Welche Stammstrecken-Variante ist zukunftsfähiger für die Stadtentwicklung: Ein zweiter Tunnel unter der Altstadt oder der Ausbau des oberirdischen Bahn-Südrings? Wer den zweiten Tunnel fordert, missachtet gute Gründe, die für den Südring sprechen: Die ökologisch bessere Bilanz und wichtige städtebauliche Impulse für München. Schließlich ist Bahnbau nicht nur ein Mittel zur Verkehrslenkung sondern auch Städtebau. Die Chancen für den postfossilen Stadtumbau sollten nicht verspielt werden.

In der Diskussion um den Ausbau der 2. S-Bahn-Stammstrecke wurde bislang eine Vielzahl von Argumenten zu Bahnbetrieb, technischer Machbarkeit, Kosten und Stadtplanung umfangreich und fachlich fundiert untersucht und ausgetauscht. Aus Sicht der Forums München wurden dabei allerdings andere Herausforderungen zu wenig bedacht: Die aktuellen Herausforderungen aus Klimawandel, peak oil, einem nachhaltigen Umgang mit Energie und knappen Ressourcen und damit verbunden die Frage nach zukunftsfähigen Investitionen in die Schieneninfrastruktur.

Wir meinen, die Auseinandersetzung um die bessere Lösung muss im größeren Zusammenhang gesehen werden: München muss sich gerade bei einem so langfristig wirksamen Infrastrukturprojekt dem „postfossilen Stadtumbau“ mit Orientierung auf die „2000-Watt-Gesellschaft“ stellen. Denn die Zeiten, in denen Öl billig und reichlich zu haben war, sind vorbei – „peak oil ist jetzt“. Die ölbasierte Mobilität und Warenproduktion wird zurückgehen und durch andere Energieträger ersetzt werden. Damit werden viele städtische Funktionen und die Stadtgesellschaft insgesamt näher zusammenrücken müssen:

– München wird kompakter im Sinne einer „Stadt der kurzen Wege“.

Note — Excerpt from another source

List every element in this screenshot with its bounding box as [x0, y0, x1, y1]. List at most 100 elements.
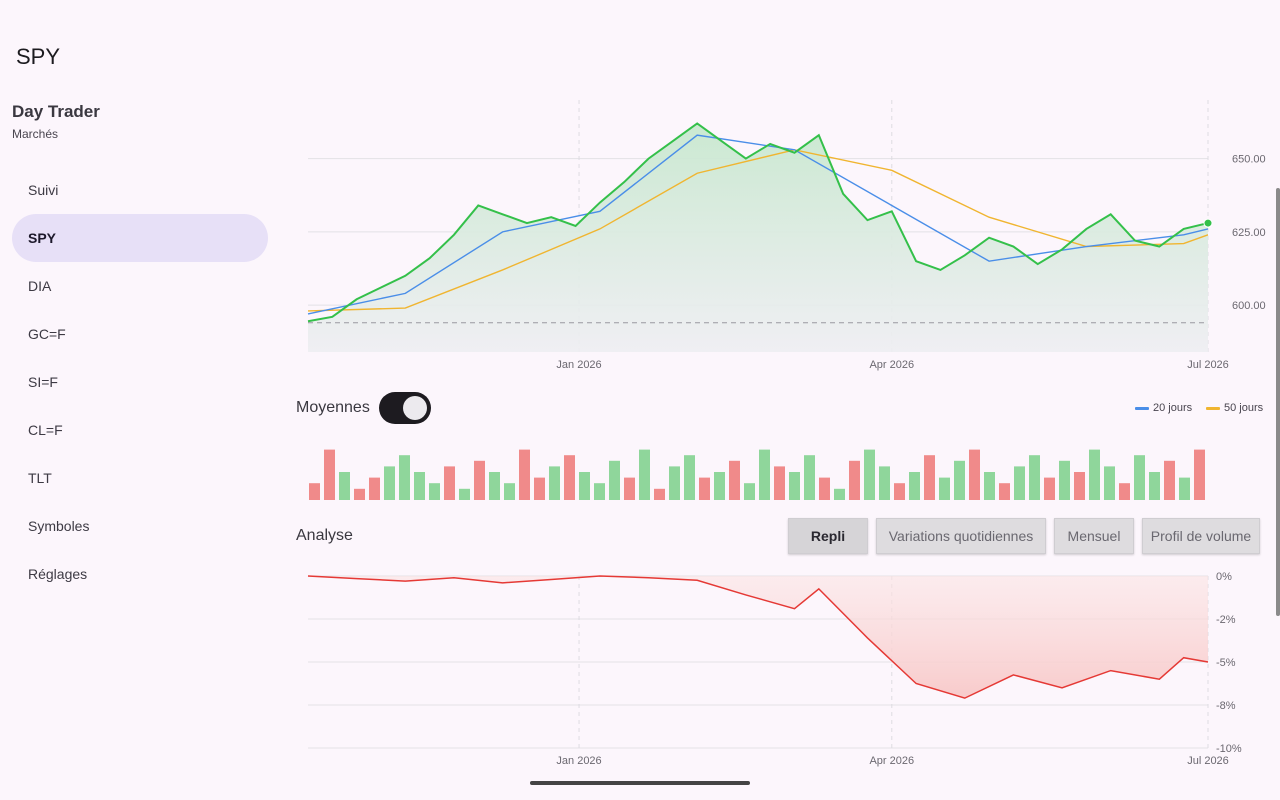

– Mobilität wird deutlich teurer werden, so verliert ein wesentlicher Faktor für die anhaltende Suburbanisierung an Bedeutung, und es besteht die Chance, dass sich die Siedlungsentwicklung in der Region auf die bestehenden qualitätvollen Kleinstädte und auf die Gemeinden mit S-Bahnanschluss konzentriert.

– Die Autoflotte in der Stadt wird aus Kostengründen deutlich abnehmen und die nicht motorisierte Mobilität zu Fuß, mit dem Fahrrad und mit dem ÖPNV entsprechend zunehmen.

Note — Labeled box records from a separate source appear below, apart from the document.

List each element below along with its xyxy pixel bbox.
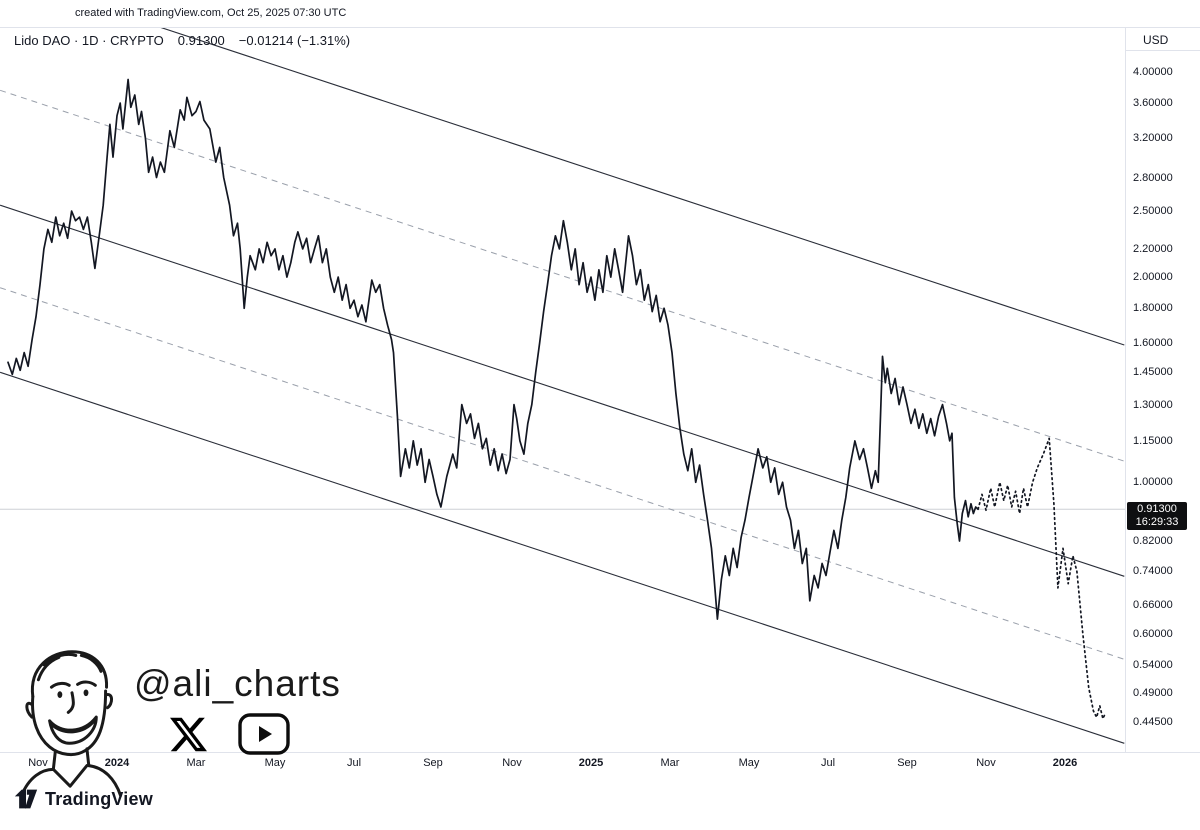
price-tick-label: 0.60000 [1133,628,1173,640]
forecast-line [977,437,1107,720]
price-tick-label: 0.49000 [1133,687,1173,699]
cartoon-face-drawing [20,650,123,797]
price-tick-label: 0.74000 [1133,565,1173,577]
time-axis-label: May [738,757,760,769]
attribution-caption: created with TradingView.com, Oct 25, 20… [75,7,347,19]
price-tick-label: 1.60000 [1133,337,1173,349]
price-tick-label: 3.60000 [1133,97,1173,109]
time-axis-label: 2025 [578,757,604,769]
price-tick-label: 2.00000 [1133,271,1173,283]
time-axis-label: Nov [28,757,48,769]
currency-label: USD [1143,33,1169,47]
price-tick-label: 0.66000 [1133,599,1173,611]
price-tick-label: 4.00000 [1133,66,1173,78]
time-axis-label: Mar [660,757,680,769]
badge-countdown: 16:29:33 [1135,516,1179,528]
time-axis-label: Sep [423,757,443,769]
last-price: 0.91300 [177,33,225,48]
price-tick-label: 3.20000 [1133,132,1173,144]
price-tick-label: 0.82000 [1133,535,1173,547]
price-tick-label: 1.00000 [1133,476,1173,488]
youtube-logo-icon [238,713,290,755]
price-tick-label: 2.20000 [1133,243,1173,255]
price-tick-label: 1.80000 [1133,302,1173,314]
channel-line-4-dashed [0,287,1125,660]
channel-line-5-solid [0,371,1125,744]
tradingview-logo-mark [14,789,38,809]
price-tick-label: 2.80000 [1133,172,1173,184]
time-axis-label: May [264,757,286,769]
tradingview-logo[interactable]: TradingView [14,788,153,810]
time-axis-label: Jul [820,757,836,769]
time-axis[interactable]: Nov 2024 Mar May Jul Sep Nov 2025 Mar May Jul Sep No… [0,753,1200,775]
time-axis-label: Mar [186,757,206,769]
badge-price: 0.91300 [1137,503,1177,515]
price-line [7,78,979,620]
time-axis-label: Nov [502,757,522,769]
price-tick-label: 2.50000 [1133,205,1173,217]
time-axis-label: Nov [976,757,996,769]
price-axis-border [1125,28,1126,752]
price-tick-label: 1.15000 [1133,435,1173,447]
chart-legend: Lido DAO · 1D · CRYPTO 0.91300 −0.01214 … [14,33,350,48]
time-axis-label: Jul [346,757,362,769]
time-axis-label: 2024 [104,757,130,769]
widget-top-border [0,27,1200,28]
x-logo-icon [170,717,207,752]
chart-pane[interactable] [0,28,1125,752]
tradingview-brand-text: TradingView [45,788,153,809]
price-axis[interactable]: 4.00000 3.60000 3.20000 2.80000 2.50000 2.200… [1125,28,1200,752]
time-axis-label: 2026 [1052,757,1078,769]
symbol-title[interactable]: Lido DAO · 1D · CRYPTO [14,33,164,48]
channel-line-1-solid [160,28,1125,346]
channel-line-3-solid [0,204,1125,577]
watermark-handle: @ali_charts [134,663,341,704]
price-tick-label: 0.54000 [1133,659,1173,671]
current-price-badge: 0.91300 16:29:33 [1127,502,1187,530]
time-axis-border [0,752,1200,753]
watermark: @ali_charts [0,630,420,810]
currency-separator [1125,50,1200,51]
time-axis-label: Sep [897,757,917,769]
price-change: −0.01214 (−1.31%) [238,33,351,48]
price-tick-label: 1.45000 [1133,366,1173,378]
price-tick-label: 0.44500 [1133,716,1173,728]
price-tick-label: 1.30000 [1133,399,1173,411]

– Die „polyzentrische Stadtstruktur“ Münchens mit den vorhandenen Stadtteilzentren und Quartieren wird weiter ausgebaut und in ihrer Vielfalt qualifiziert werden müssen, um den Erfordernissen einer „Renaissance der urbanen Lebens- und Arbeitsweise“ gerade bei einer weiteren Verdichtung besser gerecht zu werden.

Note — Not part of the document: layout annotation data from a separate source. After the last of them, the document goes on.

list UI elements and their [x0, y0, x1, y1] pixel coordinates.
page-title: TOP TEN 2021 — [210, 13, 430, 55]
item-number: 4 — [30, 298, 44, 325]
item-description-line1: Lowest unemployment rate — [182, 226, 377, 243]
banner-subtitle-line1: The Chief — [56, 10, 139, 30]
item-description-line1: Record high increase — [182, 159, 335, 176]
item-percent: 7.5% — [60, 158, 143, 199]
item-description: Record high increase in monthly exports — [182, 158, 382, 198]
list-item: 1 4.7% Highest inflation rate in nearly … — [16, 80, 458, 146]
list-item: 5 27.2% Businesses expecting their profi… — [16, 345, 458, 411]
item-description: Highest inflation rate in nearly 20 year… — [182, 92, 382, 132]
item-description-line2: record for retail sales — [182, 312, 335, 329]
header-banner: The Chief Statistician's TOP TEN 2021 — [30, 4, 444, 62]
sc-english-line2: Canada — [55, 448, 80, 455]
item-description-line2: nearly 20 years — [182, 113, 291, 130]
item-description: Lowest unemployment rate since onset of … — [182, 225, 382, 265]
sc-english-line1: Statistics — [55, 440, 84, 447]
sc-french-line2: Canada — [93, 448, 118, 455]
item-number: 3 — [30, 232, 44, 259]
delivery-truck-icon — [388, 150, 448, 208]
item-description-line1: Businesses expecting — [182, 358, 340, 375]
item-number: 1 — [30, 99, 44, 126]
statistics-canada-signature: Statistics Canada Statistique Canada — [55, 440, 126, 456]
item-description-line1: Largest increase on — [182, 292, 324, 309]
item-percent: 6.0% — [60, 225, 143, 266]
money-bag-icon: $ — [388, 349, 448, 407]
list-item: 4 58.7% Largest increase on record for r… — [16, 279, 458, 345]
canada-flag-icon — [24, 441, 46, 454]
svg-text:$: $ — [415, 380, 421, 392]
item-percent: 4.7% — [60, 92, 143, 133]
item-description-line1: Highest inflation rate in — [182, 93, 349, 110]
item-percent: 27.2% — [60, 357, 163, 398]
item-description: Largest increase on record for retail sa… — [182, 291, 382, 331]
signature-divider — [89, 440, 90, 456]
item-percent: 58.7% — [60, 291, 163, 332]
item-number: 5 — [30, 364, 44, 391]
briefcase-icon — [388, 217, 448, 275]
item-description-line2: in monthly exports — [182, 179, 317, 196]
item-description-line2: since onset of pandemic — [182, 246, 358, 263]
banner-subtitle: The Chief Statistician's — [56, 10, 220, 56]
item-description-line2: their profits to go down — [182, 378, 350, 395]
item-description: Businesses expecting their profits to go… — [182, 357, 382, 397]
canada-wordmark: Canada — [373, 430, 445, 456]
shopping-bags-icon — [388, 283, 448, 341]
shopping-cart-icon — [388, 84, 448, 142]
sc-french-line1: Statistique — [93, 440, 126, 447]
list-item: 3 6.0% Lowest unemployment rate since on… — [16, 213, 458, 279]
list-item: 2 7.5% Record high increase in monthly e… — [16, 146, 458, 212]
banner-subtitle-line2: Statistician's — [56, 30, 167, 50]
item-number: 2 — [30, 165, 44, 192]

Unter einer solchen, weiter gefassten Perspektive eines postfossilen Stadtumbaus zeigt sich die Variante Bahn-Südring als die innovativere und zukunftsfähigere Lösung. Die wesentlichen Vorteile gegenüber dem Ausbau der 2. Stammstrecke im Tunnel unter der Stadt lauten:

– Der Ausbau des Bahn-Südrings bringt zugleich Verbesserungen im Fernverkehr.

– Die notwendige Sanierung des Bahn-Südrings wird miterledigt, das spart Kosten.

– Alle S-Bahnen können über beide Stammstrecken fahren, dies ist vor allem bei Betriebsstörungen wichtig.

– Der Südring trägt zur Entlastung der City bei, so wird eine weitere Konzentration von „Zwangsmobilität“ mit den bekannten „Wachstumsschmerzen“ vermieden.

– Der Südring gibt mit dem Ausbau des Bahnhofs Poccistraße/Südbahnhof einen Impuls für die „Innenentwicklung“ mit Umstrukturierungs- bzw. Nachverdichtungspotenzialen im Sinne der Perspektive München „kompakt urban grün“ in den Quartieren Schlacht- und Viehhof, Güterbahnhof München-Süd und Großmarktgelände.

– Die neuen Haltepunkte Poccistraße und Kolumbusplatz erweitern das Einzugsgebiet der Kunden von S- und Regionalbahn und schaffen neue Verknüpfungen mit dem U-Bahnnetz.

– Der Ausbau des Südrings verbessert die Leistungsfähigkeit der Haltepunkte Laim, Heimeranplatz, Ostbahnhof und Leuchtenbergring, er eröffnet die Option für einen langfristigen Bahnhofsausbau an der Theresienhöhe und des Südbahnhofs.

– Beim Ausbau des Südrings ist im Vergleich zum Tunnelbau ein geringerer Energie- und Ressourcendurchsatz bei Herstellung, Unterhaltung und Betrieb zu erwarten, und darüber hinaus bietet die oberirdische Trassenführung Potenziale für innovative „Sonnenenergie-Produktion“.

Beim Ausbau der 2. Stammstrecke reden wir über ein Jahrhundertprojekt. Wegen des Rückgangs der vormals billigen und energiereichen Ölproduktion (peak oil) geht an einem postfossilen Stadt-umbau mit einer entsprechend angepassten Stadtstruktur in naher Zukunft kein Weg vorbei. Da-rauf müssen sich Stadtgesellschaft und Politik einstellen, gerade auch angesichts des prognostizierten Bevölkerungszuwachses.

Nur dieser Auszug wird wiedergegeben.